Why error at this line: //print_constexpr<reduce(std::plus<int>(), {1, 2, 3, 4, 5, 6, 7})>(); // error even for C++14 and C++1z?

• std::plus - constexpr T operator()( const T& lhs, const T& rhs ) const; (since C++14) - constexpr: http://en.cppreference.com/w/cpp/utility/functional/plus
• constexpr initializer_list(); (since C++14) - construcot of initializer_list is constexpr: http://en.cppreference.com/w/cpp/utility/initializer_list/initializer_list

Why does compiler allow to mark reduce() as constexpr, but reduce() can't be used as template parameter even if all parameters passed to reduce() known at compile-time?

---

The same effect for some compilers - which supported C++14 -std=c++14:

• x86 GCC 7.0.0 -std=c++1z -O3: http://melpon.org/wandbox/permlink/AGwniRNRbfmXfj8r
• x86 gcc 4.9.2 -std=c++14 -O3: https://godbolt.org/g/wmAaDT
• x86 gcc 6.1 -std=c++14 -O3: https://godbolt.org/g/WjJQE5
• x86 clang 3.5 -std=c++14 -O3: https://godbolt.org/g/DSCpYv
• x86 clang 3.8 -std=c++14 -O3: https://godbolt.org/g/orSrgH
• x86 Visual C++ - you should copy-paste code to: http://webcompiler.cloudapp.net/
• ARM gcc 4.8.2, ARM64 gcc 4.8, PowerPC gcc 4.8, AVR gcc 4.5.3 - doesn't support C+14 -std=c++14

For all these cases compile OK, until unused line: //print_constexpr<reduce(std::plus<int>(), {1, 2, 3, 4, 5, 6, 7})>(); // error

Answer 1

Why does the C++ compiler makes it possible to declare a function as constexpr, which can not be constexpr?

It doesn't.
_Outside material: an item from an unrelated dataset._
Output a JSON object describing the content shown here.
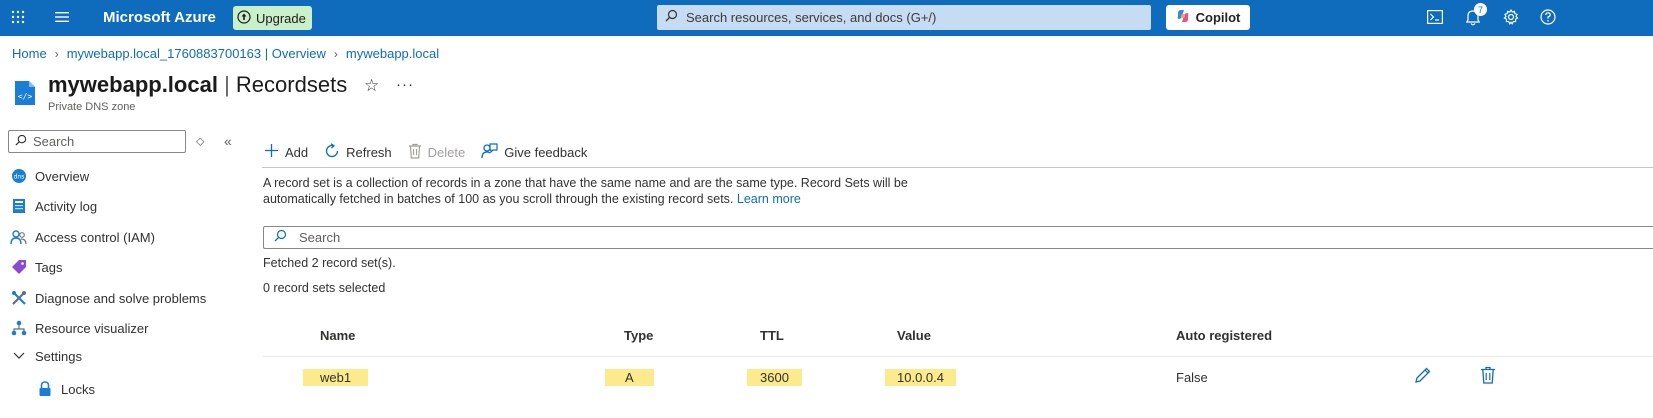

But you are not defining a function constexpr. You are defining a template.

Let's set up:

struct Is_constexpr {
  constexpr Is_constexpr() = default;
  constexpr auto bar() {
    return 24;
  }
};

struct Not_constexpr {
  auto bar() {
    return 24;
  }
};

Now if you try to define a function (not a template) as constexpr that uses Not_constexpr the compiler won't let you:

constexpr auto foo_function(Not_constexpr v)
{
  return v.bar();
  // error: call to non-constexpr function 'auto Not_constexpr::bar()'
}

You are however defining a template. Let's see how this goes:

template <class T>
constexpr auto foo(T v)
{
  return v.bar();
}

The compiler lets you do this. No error. Why? Because it's a template. Some instantiations may be constexpr, some not, depending on T:

int main() {
  constexpr Is_constexpr is_c;
  constexpr Not_constexpr not_c;

  std::integral_constant<int, foo(is_c)> a; // OK
  //std::integral_constant<int, foo(not_c)> a; // ERROR

}